Question

evaluate the discriminant for the following equation. then use it to determine the number of distinct solutions, and tell whether they are rational, irrational, or nonreal complex numbers.
\\(2x^2 + 7x + 5 = 0\\)

the discriminant is 9. (simplify your answer.)
determine the number of distinct solutions, and tell whether they are rational, irrational, or nonreal complex numbers. choose the correct answer below.
\\(\bigcirc\\) a. the equation has two distinct irrational solutions.
\\(\bigcirc\\) b. the equation has two distinct nonreal complex solutions.
\\(\bigcirc\\) c. the equation has two distinct rational solutions.
\\(\bigcirc\\) d. the equation has one distinct rational solution, a double solution.

Explanation:

Step1: Recall discriminant rules

For a quadratic equation \(ax^2 + bx + c = 0\), the discriminant \(D = b^2 - 4ac\).
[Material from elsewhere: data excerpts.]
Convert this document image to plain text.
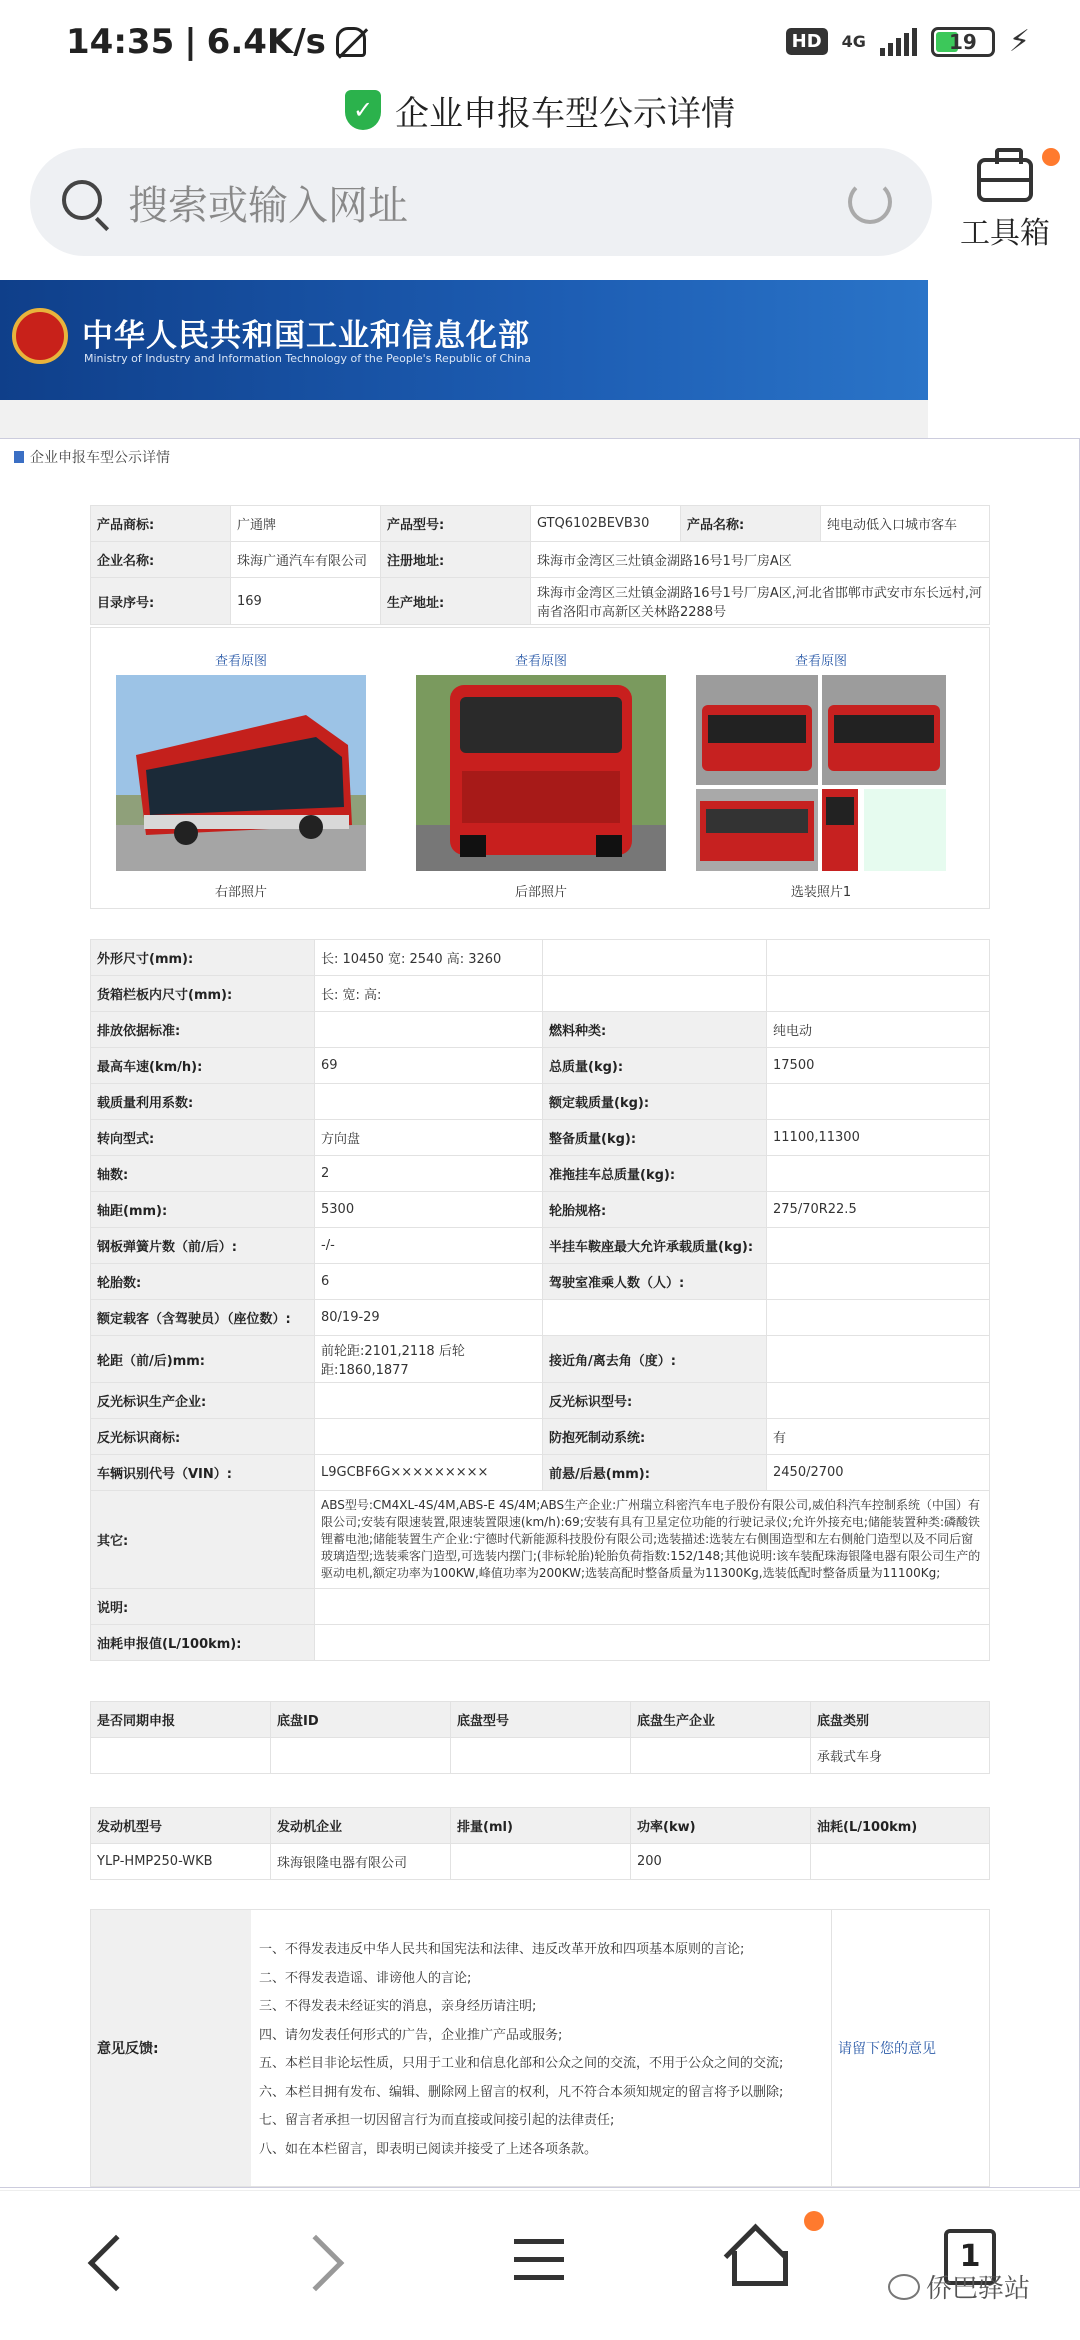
14:35 | 6.4K/s	HD	4G	19 ⚡
✓ 企业申报车型公示详情
搜索或输入网址
工具箱
中华人民共和国工业和信息化部
Ministry of Industry and Information Technology of the People's Republic of China
企业申报车型公示详情
产品商标:	广通牌	产品型号:	GTQ6102BEVB30	产品名称:	纯电动低入口城市客车
企业名称:	珠海广通汽车有限公司	注册地址:	珠海市金湾区三灶镇金湖路16号1号厂房A区		
目录序号:	169	生产地址:	珠海市金湾区三灶镇金湖路16号1号厂房A区,河北省邯郸市武安市东长远村,河南省洛阳市高新区关林路2288号		
查看原图
右部照片
查看原图
后部照片
查看原图
选装照片1
外形尺寸(mm):	长: 10450 宽: 2540 高: 3260		
货箱栏板内尺寸(mm):	长: 宽: 高:		
排放依据标准:		燃料种类:	纯电动
最高车速(km/h):	69	总质量(kg):	17500
载质量利用系数:		额定载质量(kg):	
转向型式:	方向盘	整备质量(kg):	11100,11300
轴数:	2	准拖挂车总质量(kg):	
轴距(mm):	5300	轮胎规格:	275/70R22.5
钢板弹簧片数（前/后）:	-/-	半挂车鞍座最大允许承载质量(kg):	
轮胎数:	6	驾驶室准乘人数（人）:	
额定载客（含驾驶员）（座位数）:	80/19-29		
轮距（前/后)mm:	前轮距:2101,2118 后轮距:1860,1877	接近角/离去角（度）:	
反光标识生产企业:		反光标识型号:	
反光标识商标:		防抱死制动系统:	有
车辆识别代号（VIN）:	L9GCBF6G×××××××××	前悬/后悬(mm):	2450/2700
其它:	ABS型号:CM4XL-4S/4M,ABS-E 4S/4M;ABS生产企业:广州瑞立科密汽车电子股份有限公司,威伯科汽车控制系统（中国）有限公司;安装有限速装置,限速装置限速(km/h):69;安装有具有卫星定位功能的行驶记录仪;允许外接充电;储能装置种类:磷酸铁锂蓄电池;储能装置生产企业:宁德时代新能源科技股份有限公司;选装描述:选装左右侧围造型和左右侧舱门造型以及不同后窗玻璃造型;选装乘客门造型,可选装内摆门;(非标轮胎)轮胎负荷指数:152/148;其他说明:该车装配珠海银隆电器有限公司生产的驱动电机,额定功率为100KW,峰值功率为200KW;选装高配时整备质量为11300Kg,选装低配时整备质量为11100Kg;		
说明:			
油耗申报值(L/100km):			
是否同期申报	底盘ID	底盘型号	底盘生产企业	底盘类别
				承载式车身
发动机型号	发动机企业	排量(ml)	功率(kw)	油耗(L/100km)
YLP-HMP250-WKB	珠海银隆电器有限公司		200	
意见反馈:
一、不得发表违反中华人民共和国宪法和法律、违反改革开放和四项基本原则的言论;
二、不得发表造谣、诽谤他人的言论;
三、不得发表未经证实的消息，亲身经历请注明;
四、请勿发表任何形式的广告，企业推广产品或服务;
五、本栏目非论坛性质，只用于工业和信息化部和公众之间的交流，不用于公众之间的交流;
六、本栏目拥有发布、编辑、删除网上留言的权利，凡不符合本须知规定的留言将予以删除;
七、留言者承担一切因留言行为而直接或间接引起的法律责任;
八、如在本栏留言，即表明已阅读并接受了上述各项条款。
请留下您的意见
1
侨巴驿站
The nature of roots:

• If \(D>0\), two distinct real roots. If \(D\) is a perfect square, roots are rational; else, irrational.
• If \(D = 0\), one real root (double root).
• If \(D<0\), two nonreal complex roots.

Step2: Analyze given discriminant

Given discriminant \(D = 9\), which is \(>0\), so two distinct real roots. Also, \(9 = 3^2\), a perfect square. For the equation \(2x^2 + 7x + 5 = 0\), \(a = 2\), \(b = 7\), \(c = 5\). The roots are \(\frac{-b\pm\sqrt{D}}{2a}=\frac{-7\pm3}{4}\), which are rational (since numerator and denominator are integers).

Answer:

C. The equation has two distinct rational solutions.